June 19, 2013
Exchange houses think new ‘Blue’ dollar’s floor came to stay
As the climbing of the so called “blue dollar” keeps threatening on not stopping, exchange houses representatives told Ambito.com that it’s a snowball situation that will get bigger unless some government’s “friends” show up willing to sell some large amounts of greenback.
Likewise, sources at the finance district indicated that AR$8.40 per dollar “seems to be the new exchange rate’s floor for the black market, and there are no expectations to see it edging down.”
“The so called “blue dollar” is seeking for its new stabilization price and abrupt jumps won’t stop until the market finds that point.”
Furthermore, experts explained that the demand of the so called “tourist dollar” has drastically increased within the past days as the 6-day Easter and Malvinas War Memorial holidays (March 28-April 2) are approaching.

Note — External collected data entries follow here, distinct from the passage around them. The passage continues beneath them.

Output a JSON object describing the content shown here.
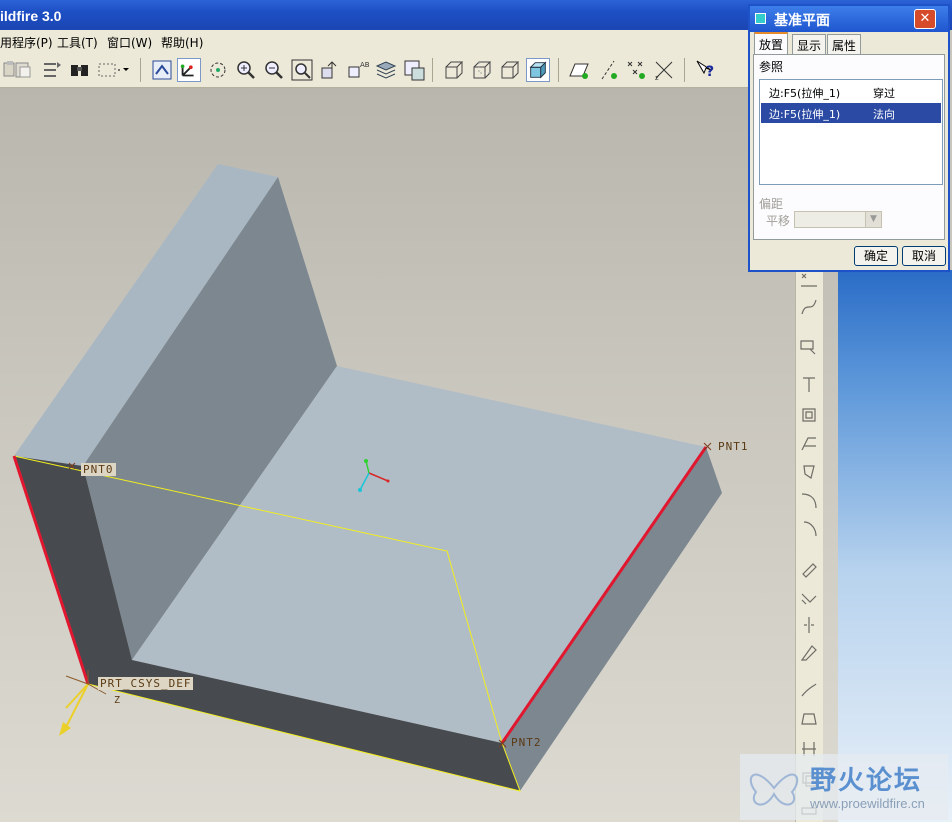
{
  "window": {
    "title": "ildfire 3.0"
  },
  "menu": {
    "items": [
      {
        "label": "用程序(P)"
      },
      {
        "label": "工具(T)"
      },
      {
        "label": "窗口(W)"
      },
      {
        "label": "帮助(H)"
      }
    ]
  },
  "toolbar": {
    "icons": [
      "paste-icon",
      "paste-special-icon",
      "regenerate-icon",
      "find-icon",
      "select-box-icon",
      "redraw-icon",
      "spin-center-icon",
      "orient-mode-icon",
      "zoom-in-icon",
      "zoom-out-icon",
      "refit-icon",
      "reorient-icon",
      "saved-views-icon",
      "layers-icon",
      "view-manager-icon",
      "wireframe-icon",
      "hidden-line-icon",
      "no-hidden-icon",
      "shading-icon",
      "datum-planes-icon",
      "datum-axes-icon",
      "datum-points-icon",
      "coordinate-systems-icon",
      "context-help-icon"
    ],
    "pressed": [
      "orient-mode-icon",
      "shading-icon"
    ]
  },
  "model": {
    "labels": {
      "pnt0": "PNT0",
      "pnt1": "PNT1",
      "pnt2": "PNT2",
      "csys": "PRT_CSYS_DEF",
      "csys_z": "Z"
    },
    "colors": {
      "top_face": "#b1bdc6",
      "wall_face": "#a9b7c3",
      "wall_inner": "#7c8790",
      "front_dark": "#474b50",
      "right_side": "#7d8790",
      "edge_highlight": "#e0172f",
      "plane_outline": "#f2ee1f"
    }
  },
  "dialog": {
    "title": "基准平面",
    "close_label": "✕",
    "tabs": [
      {
        "label": "放置",
        "active": true
      },
      {
        "label": "显示",
        "active": false
      },
      {
        "label": "属性",
        "active": false
      }
    ],
    "references_label": "参照",
    "references": [
      {
        "ref": "边:F5(拉伸_1)",
        "constraint": "穿过",
        "selected": false
      },
      {
        "ref": "边:F5(拉伸_1)",
        "constraint": "法向",
        "selected": true
      }
    ],
    "offset_label": "偏距",
    "translation_label": "平移",
    "translation_value": "",
    "ok_label": "确定",
    "cancel_label": "取消"
  },
  "right_toolbar": {
    "icons": [
      "datum-point-tool-icon",
      "datum-curve-icon",
      "sketch-tool-icon",
      "extrude-icon",
      "revolve-icon",
      "draft-icon",
      "shell-icon",
      "rib-icon",
      "round-icon",
      "chamfer-icon",
      "offset-icon",
      "mirror-icon",
      "merge-icon",
      "trim-icon",
      "extend-icon",
      "pattern-icon",
      "copy-icon",
      "intersect-icon"
    ]
  },
  "watermark": {
    "text_cn": "野火论坛",
    "url": "www.proewildfire.cn"
  }
}
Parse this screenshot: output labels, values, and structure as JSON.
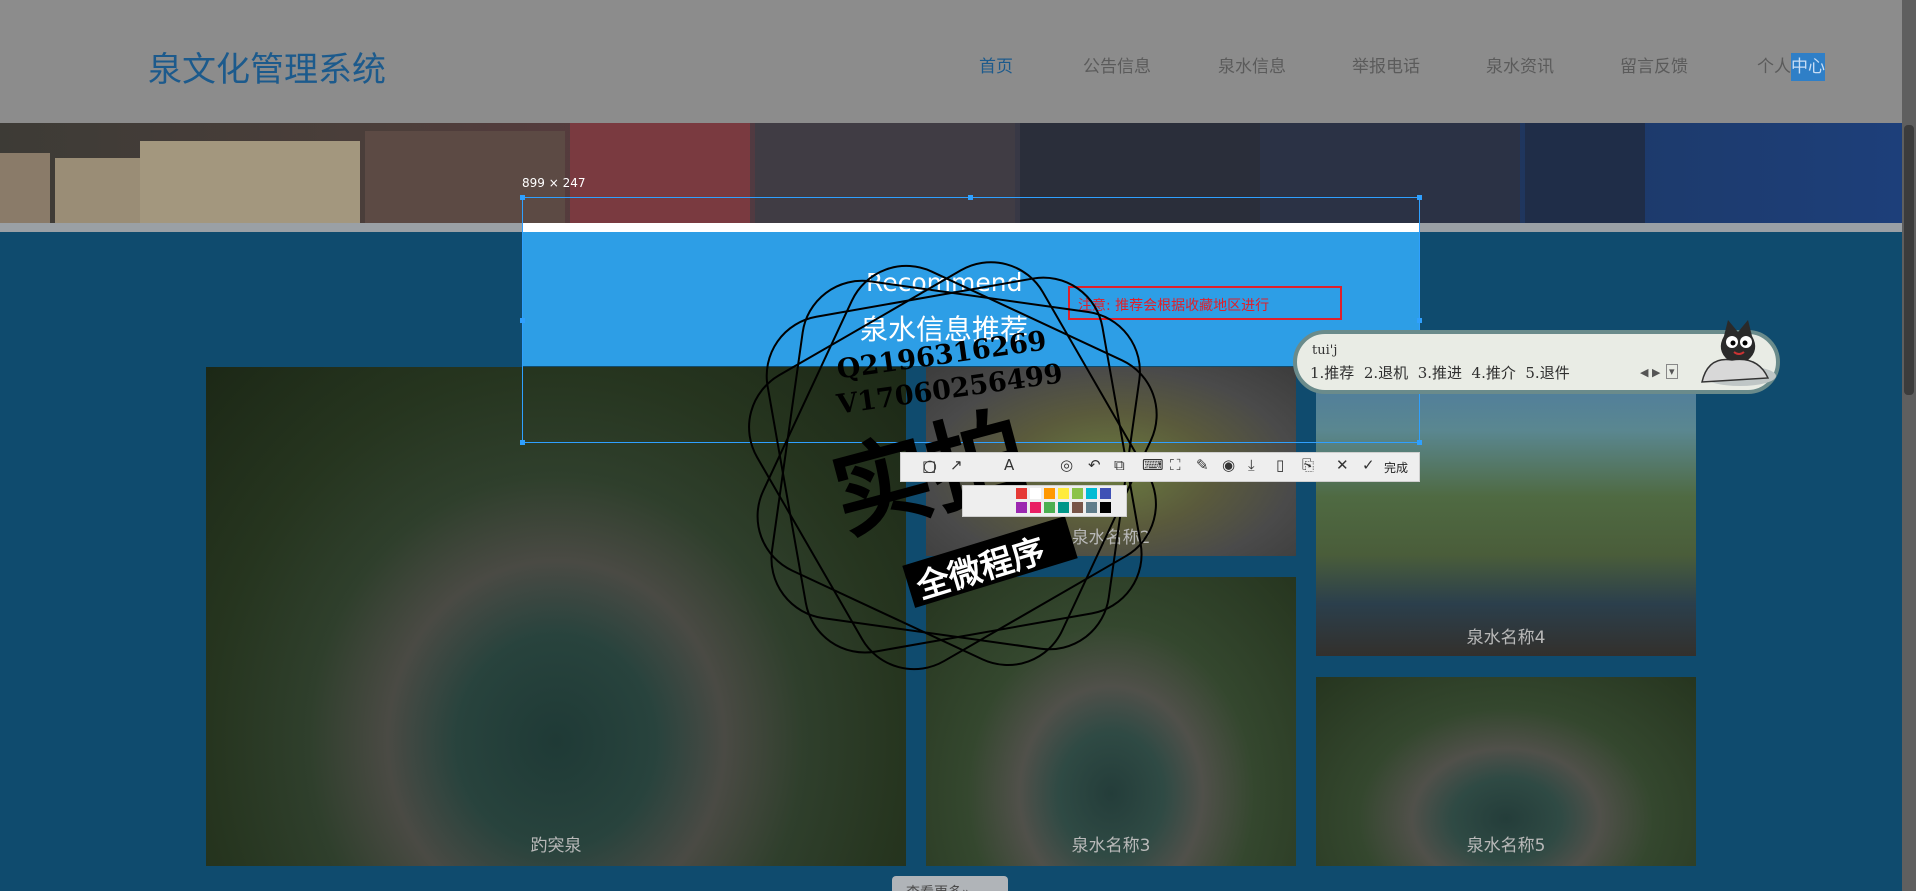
{
  "header": {
    "site_title": "泉文化管理系统",
    "nav": [
      {
        "label": "首页",
        "active": true
      },
      {
        "label": "公告信息"
      },
      {
        "label": "泉水信息"
      },
      {
        "label": "举报电话"
      },
      {
        "label": "泉水资讯"
      },
      {
        "label": "留言反馈"
      }
    ],
    "personal_a": "个人",
    "personal_b": "中心"
  },
  "section": {
    "title_en": "Recommend",
    "title_cn": "泉水信息推荐",
    "notice": "注意: 推荐会根据收藏地区进行"
  },
  "cards": [
    {
      "label": "趵突泉"
    },
    {
      "label": "泉水名称2"
    },
    {
      "label": "泉水名称3"
    },
    {
      "label": "泉水名称4"
    },
    {
      "label": "泉水名称5"
    }
  ],
  "more_button": "查看更多»",
  "screenshot_tool": {
    "size_label": "899 × 247",
    "done_label": "完成",
    "swatch_colors": [
      "#e53935",
      "#ffffff",
      "#ff9800",
      "#ffeb3b",
      "#8bc34a",
      "#00bcd4",
      "#3f51b5",
      "#9c27b0",
      "#e91e63",
      "#4caf50",
      "#009688",
      "#795548",
      "#607d8b",
      "#000000"
    ]
  },
  "ime": {
    "input": "tui'j",
    "candidates": "1.推荐  2.退机  3.推进  4.推介  5.退件"
  },
  "watermark": {
    "qq": "Q2196316269",
    "v": "V17060256499",
    "big": "实拍",
    "sub": "全微程序"
  }
}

The informal peso, which is measured by Reuters, ended at 8.70/8.75 per dollar yesterday, bringing the difference with the official exchange rate to 71.7 percent, and lowering the difference with the “credit/debit card dollar” from 37 percent to 31.8 percent.
This decrease is the result of last Monday’s government decision to hike a levy on credit/debit card purchases abroad by five percentage points to 20 percent and extended the measure to holiday packages paid for at home. The credit card charge can be used as a tax credit to be deducted from income or wealth tax at the end of the year.
Thus, sources said that in order to keep the previous difference (37%), the “blue dollar” exchange rate’s floor should be around AR$8.40 per dollar, hence confirming that what happened yesterday and continues today is not something occasional but a fact that arrived to stay.